Query performance issues

Hakam · May 31, 2022, 12:23pm

Hi,
My TSDB running on Kubernetes and it becomes very slow. The DB has only one table and the table constructed from 4 columns (timestamp,event_type,value,patient_id)
The data inside the DB for now is about 132M rows. Query take about 40 seconds to finish.
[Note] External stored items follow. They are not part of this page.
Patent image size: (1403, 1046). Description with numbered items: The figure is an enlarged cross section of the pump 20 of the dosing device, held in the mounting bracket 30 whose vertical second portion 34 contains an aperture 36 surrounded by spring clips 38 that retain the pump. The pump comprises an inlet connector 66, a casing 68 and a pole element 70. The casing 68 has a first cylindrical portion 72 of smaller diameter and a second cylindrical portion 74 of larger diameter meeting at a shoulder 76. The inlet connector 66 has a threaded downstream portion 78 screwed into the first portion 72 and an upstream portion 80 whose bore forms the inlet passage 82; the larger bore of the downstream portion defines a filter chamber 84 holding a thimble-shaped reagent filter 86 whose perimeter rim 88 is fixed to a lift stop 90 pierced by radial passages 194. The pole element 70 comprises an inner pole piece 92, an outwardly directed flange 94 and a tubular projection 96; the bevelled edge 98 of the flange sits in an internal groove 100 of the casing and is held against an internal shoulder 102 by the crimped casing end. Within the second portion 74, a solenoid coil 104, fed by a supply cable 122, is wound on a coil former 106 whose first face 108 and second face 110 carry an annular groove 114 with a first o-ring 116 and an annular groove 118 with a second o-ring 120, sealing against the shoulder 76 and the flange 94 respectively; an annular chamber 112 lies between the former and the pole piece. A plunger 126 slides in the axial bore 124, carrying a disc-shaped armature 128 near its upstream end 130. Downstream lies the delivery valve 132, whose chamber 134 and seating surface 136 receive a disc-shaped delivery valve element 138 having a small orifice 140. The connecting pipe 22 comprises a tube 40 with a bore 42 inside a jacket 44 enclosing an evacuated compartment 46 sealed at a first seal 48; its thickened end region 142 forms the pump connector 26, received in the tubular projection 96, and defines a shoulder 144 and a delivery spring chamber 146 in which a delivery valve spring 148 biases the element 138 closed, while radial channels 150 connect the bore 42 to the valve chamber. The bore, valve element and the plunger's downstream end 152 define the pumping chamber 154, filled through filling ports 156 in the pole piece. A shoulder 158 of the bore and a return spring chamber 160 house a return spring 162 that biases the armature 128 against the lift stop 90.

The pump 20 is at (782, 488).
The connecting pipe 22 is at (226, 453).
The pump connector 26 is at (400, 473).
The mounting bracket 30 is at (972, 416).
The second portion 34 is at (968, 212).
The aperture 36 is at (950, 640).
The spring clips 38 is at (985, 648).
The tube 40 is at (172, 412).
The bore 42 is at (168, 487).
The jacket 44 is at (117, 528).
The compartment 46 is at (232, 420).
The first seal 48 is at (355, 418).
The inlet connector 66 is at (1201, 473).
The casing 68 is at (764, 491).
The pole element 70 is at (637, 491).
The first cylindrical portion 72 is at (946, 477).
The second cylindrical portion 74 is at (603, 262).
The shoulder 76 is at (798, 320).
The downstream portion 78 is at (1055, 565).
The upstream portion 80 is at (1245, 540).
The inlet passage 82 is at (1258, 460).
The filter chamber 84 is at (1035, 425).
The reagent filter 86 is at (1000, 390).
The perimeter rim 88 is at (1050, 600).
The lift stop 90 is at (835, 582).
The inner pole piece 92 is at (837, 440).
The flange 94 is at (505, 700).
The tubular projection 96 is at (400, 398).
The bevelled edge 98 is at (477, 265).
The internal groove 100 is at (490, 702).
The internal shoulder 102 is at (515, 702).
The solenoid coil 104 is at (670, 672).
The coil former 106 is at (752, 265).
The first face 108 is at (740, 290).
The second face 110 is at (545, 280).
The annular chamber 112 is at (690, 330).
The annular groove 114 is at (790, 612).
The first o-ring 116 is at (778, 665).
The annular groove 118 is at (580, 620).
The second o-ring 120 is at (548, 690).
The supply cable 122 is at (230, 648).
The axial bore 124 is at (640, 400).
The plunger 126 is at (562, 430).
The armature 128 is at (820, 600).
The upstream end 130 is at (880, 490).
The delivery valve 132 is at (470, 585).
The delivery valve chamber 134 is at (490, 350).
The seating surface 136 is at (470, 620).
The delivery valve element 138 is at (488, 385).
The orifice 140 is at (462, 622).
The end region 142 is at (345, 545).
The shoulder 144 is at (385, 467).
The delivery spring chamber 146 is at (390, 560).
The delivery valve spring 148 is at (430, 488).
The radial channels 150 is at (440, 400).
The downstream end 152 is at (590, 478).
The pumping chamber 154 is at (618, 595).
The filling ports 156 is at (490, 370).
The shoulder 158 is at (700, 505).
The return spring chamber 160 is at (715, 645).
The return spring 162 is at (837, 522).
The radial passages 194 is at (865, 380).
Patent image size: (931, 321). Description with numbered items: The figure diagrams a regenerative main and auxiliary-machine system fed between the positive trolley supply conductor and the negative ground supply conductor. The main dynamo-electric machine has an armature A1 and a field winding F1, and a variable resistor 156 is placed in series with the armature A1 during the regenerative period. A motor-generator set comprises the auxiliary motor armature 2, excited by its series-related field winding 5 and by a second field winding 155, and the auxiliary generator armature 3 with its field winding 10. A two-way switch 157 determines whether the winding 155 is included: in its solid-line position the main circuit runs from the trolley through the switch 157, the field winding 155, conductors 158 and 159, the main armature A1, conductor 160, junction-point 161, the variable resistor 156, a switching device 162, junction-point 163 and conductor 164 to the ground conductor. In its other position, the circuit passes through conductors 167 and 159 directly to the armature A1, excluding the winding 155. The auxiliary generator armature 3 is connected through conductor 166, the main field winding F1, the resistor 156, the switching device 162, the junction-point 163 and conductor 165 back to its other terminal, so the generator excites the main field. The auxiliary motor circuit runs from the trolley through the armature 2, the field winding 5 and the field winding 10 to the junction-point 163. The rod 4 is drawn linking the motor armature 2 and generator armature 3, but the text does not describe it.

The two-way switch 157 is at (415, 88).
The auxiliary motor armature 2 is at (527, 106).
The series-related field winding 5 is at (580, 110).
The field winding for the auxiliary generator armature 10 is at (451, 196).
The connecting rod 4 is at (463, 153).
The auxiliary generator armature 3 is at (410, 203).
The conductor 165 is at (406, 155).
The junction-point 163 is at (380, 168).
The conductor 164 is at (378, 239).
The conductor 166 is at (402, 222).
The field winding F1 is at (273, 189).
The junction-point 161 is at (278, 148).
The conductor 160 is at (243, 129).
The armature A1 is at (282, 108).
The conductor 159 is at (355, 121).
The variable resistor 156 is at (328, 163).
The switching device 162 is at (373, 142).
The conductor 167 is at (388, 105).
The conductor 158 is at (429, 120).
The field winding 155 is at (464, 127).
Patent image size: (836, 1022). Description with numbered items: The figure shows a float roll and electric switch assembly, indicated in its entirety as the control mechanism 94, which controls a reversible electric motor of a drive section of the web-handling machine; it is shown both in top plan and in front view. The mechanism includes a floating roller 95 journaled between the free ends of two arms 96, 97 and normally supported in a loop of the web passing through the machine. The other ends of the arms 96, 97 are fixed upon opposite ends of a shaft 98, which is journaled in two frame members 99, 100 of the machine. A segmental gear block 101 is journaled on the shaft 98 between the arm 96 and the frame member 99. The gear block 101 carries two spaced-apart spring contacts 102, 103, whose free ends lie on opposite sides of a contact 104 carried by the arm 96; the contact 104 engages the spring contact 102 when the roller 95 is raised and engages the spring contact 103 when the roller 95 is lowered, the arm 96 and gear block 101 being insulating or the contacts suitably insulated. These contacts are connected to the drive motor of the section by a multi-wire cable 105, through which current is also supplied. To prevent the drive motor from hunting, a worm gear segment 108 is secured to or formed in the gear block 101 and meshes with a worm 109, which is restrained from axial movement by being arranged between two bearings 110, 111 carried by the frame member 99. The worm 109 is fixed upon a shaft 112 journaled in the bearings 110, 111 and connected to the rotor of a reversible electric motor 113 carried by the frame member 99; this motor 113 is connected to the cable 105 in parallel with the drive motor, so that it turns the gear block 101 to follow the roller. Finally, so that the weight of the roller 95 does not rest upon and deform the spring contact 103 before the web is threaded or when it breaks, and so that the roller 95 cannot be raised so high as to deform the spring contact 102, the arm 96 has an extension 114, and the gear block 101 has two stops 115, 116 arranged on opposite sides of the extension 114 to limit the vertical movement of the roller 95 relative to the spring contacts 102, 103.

The query is to get events for one user and process it with built-in Math functions.

Every user will have about 6M rows per month. the expected amount in the very soon future is (6M rows * 1000 users ) per month.
Our queries using Math functions like percentile and histogram.

how can I improve the performance? am I using the right architecture?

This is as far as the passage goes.